The latest Netflix documentary, Poisoned: The Dirty Truth About Your Food, explores these reasons.

In the '90s, lawyer Bill Marler spearheaded the fight for effective food safety regulations after an E.coli outbreak affected hundreds of children. Other advocates, like Darin Detwiler, lost loved ones due to foodborne illnesses and continued to push for better regulations through his work as a food safety professor. 

The documentary highlights numerous victims of poor food safety. It showcases a disturbing list of epidemics spanning almost three decades: the 2009 Salmonella Outbreak from Peanuts, the 2010 Salmonella Outbreak from poultry products, the 2018 E.coli Outbreak from Romaine Lettuce, and so on. Every epidemic occurs due to irresponsibility and greed for maximising profits, and hundreds of people die or suffer from life-long complications. Do the perpetrators get punished?
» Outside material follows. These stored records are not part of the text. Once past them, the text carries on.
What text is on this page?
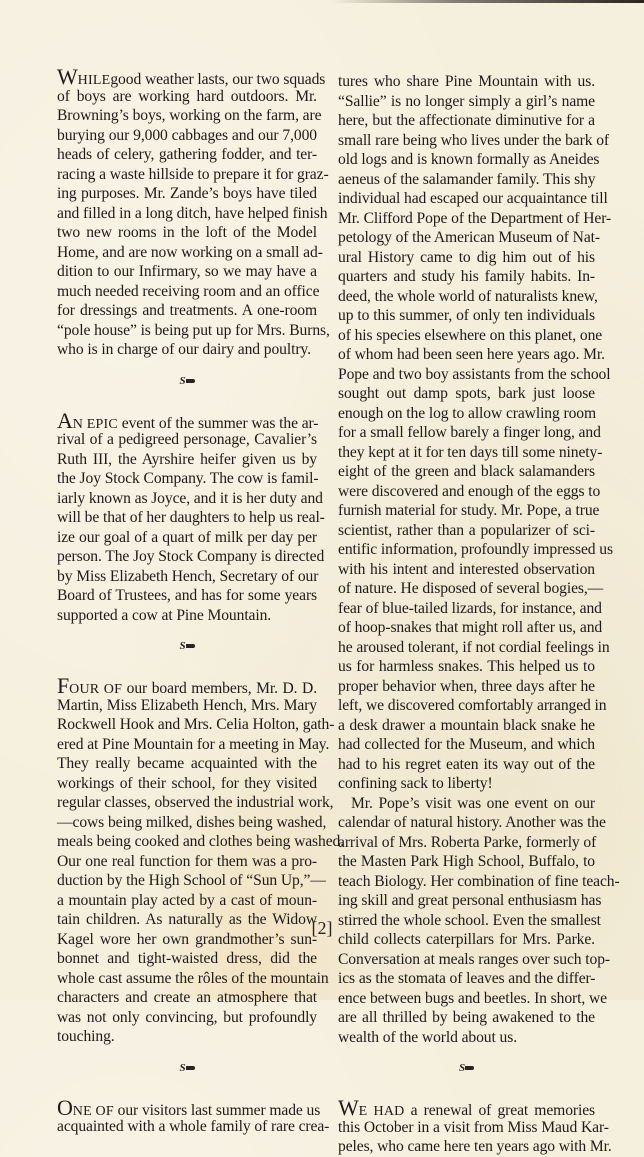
WHILEgood weather lasts, our two squads
of boys are working hard outdoors. Mr.
Browning’s boys, working on the farm, are
burying our 9,000 cabbages and our 7,000
heads of celery, gathering fodder, and ter-
racing a waste hillside to prepare it for graz-
ing purposes. Mr. Zande’s boys have tiled
and filled in a long ditch, have helped finish
two new rooms in the loft of the Model
Home, and are now working on a small ad-
dition to our Infirmary, so we may have a
much needed receiving room and an office
for dressings and treatments. A one-room
“pole house” is being put up for Mrs. Burns,
who is in charge of our dairy and poultry.
S
AN EPIC event of the summer was the ar-
rival of a pedigreed personage, Cavalier’s
Ruth III, the Ayrshire heifer given us by
the Joy Stock Company. The cow is famil-
iarly known as Joyce, and it is her duty and
will be that of her daughters to help us real-
ize our goal of a quart of milk per day per
person. The Joy Stock Company is directed
by Miss Elizabeth Hench, Secretary of our
Board of Trustees, and has for some years
supported a cow at Pine Mountain.
S
FOUR OF our board members, Mr. D. D.
Martin, Miss Elizabeth Hench, Mrs. Mary
Rockwell Hook and Mrs. Celia Holton, gath-
ered at Pine Mountain for a meeting in May.
They really became acquainted with the
workings of their school, for they visited
regular classes, observed the industrial work,
—cows being milked, dishes being washed,
meals being cooked and clothes being washed.
Our one real function for them was a pro-
duction by the High School of “Sun Up,”—
a mountain play acted by a cast of moun-
tain children. As naturally as the Widow
Kagel wore her own grandmother’s sun-
bonnet and tight-waisted dress, did the
whole cast assume the rôles of the mountain
characters and create an atmosphere that
was not only convincing, but profoundly
touching.
S
ONE OF our visitors last summer made us
acquainted with a whole family of rare crea-
tures who share Pine Mountain with us.
“Sallie” is no longer simply a girl’s name
here, but the affectionate diminutive for a
small rare being who lives under the bark of
old logs and is known formally as Aneides
aeneus of the salamander family. This shy
individual had escaped our acquaintance till
Mr. Clifford Pope of the Department of Her-
petology of the American Museum of Nat-
ural History came to dig him out of his
quarters and study his family habits. In-
deed, the whole world of naturalists knew,
up to this summer, of only ten individuals
of his species elsewhere on this planet, one
of whom had been seen here years ago. Mr.
Pope and two boy assistants from the school
sought out damp spots, bark just loose
enough on the log to allow crawling room
for a small fellow barely a finger long, and
they kept at it for ten days till some ninety-
eight of the green and black salamanders
were discovered and enough of the eggs to
furnish material for study. Mr. Pope, a true
scientist, rather than a popularizer of sci-
entific information, profoundly impressed us
with his intent and interested observation
of nature. He disposed of several bogies,—
fear of blue-tailed lizards, for instance, and
of hoop-snakes that might roll after us, and
he aroused tolerant, if not cordial feelings in
us for harmless snakes. This helped us to
proper behavior when, three days after he
left, we discovered comfortably arranged in
a desk drawer a mountain black snake he
had collected for the Museum, and which
had to his regret eaten its way out of the
confining sack to liberty!
Mr. Pope’s visit was one event on our
calendar of natural history. Another was the
arrival of Mrs. Roberta Parke, formerly of
the Masten Park High School, Buffalo, to
teach Biology. Her combination of fine teach-
ing skill and great personal enthusiasm has
stirred the whole school. Even the smallest
child collects caterpillars for Mrs. Parke.
Conversation at meals ranges over such top-
ics as the stomata of leaves and the differ-
ence between bugs and beetles. In short, we
are all thrilled by being awakened to the
wealth of the world about us.
S
WE HAD a renewal of great memories
this October in a visit from Miss Maud Kar-
peles, who came here ten years ago with Mr.
[2]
Surprise surprise, they aren't. There are several official regulatory bodies to ensure proper food safety procedures: USFDA, FSIS, CDC and many others. They have effective laws but poor implementation. 

As a result, lettuce suppliers like Dole and poultry products suppliers like Perdue get unscathed every time with millions of dollars worth of lobbying and continuous denials. 

The officials from USFDA also appear in the documentary, but they only give empty hopes of reforming the laws and 'taking up to the Congress.'

As contamination risks of every food are expected, how should an American household deal with this? That's a long-term debate, as conglomerates tend to burden households. 

For example, many poultry producers lobbied for Salmonella to be declared naturally present in chicken meats and eggs, and consumers should take the responsibility of getting rid of it by cooking. 

But in reality, poor maintenance of poultry farms and sewage systems caused such outbreaks, but companies seem to deny that. 

As the laws and regulations are not much ineffective and the producers always get away with malpractices, only awareness and precautionary measures by consumers seem to be the only ways to ensure food safety.

Poisoned is a short documentary film of barely two hours, but it explores food security gaps and provokes this question: are we eating safe? 

We see food as a fundamental need to satisfy hunger, but our food producers treat food as a commodity. When food becomes a commodity, an uncontaminated food supply becomes challenging.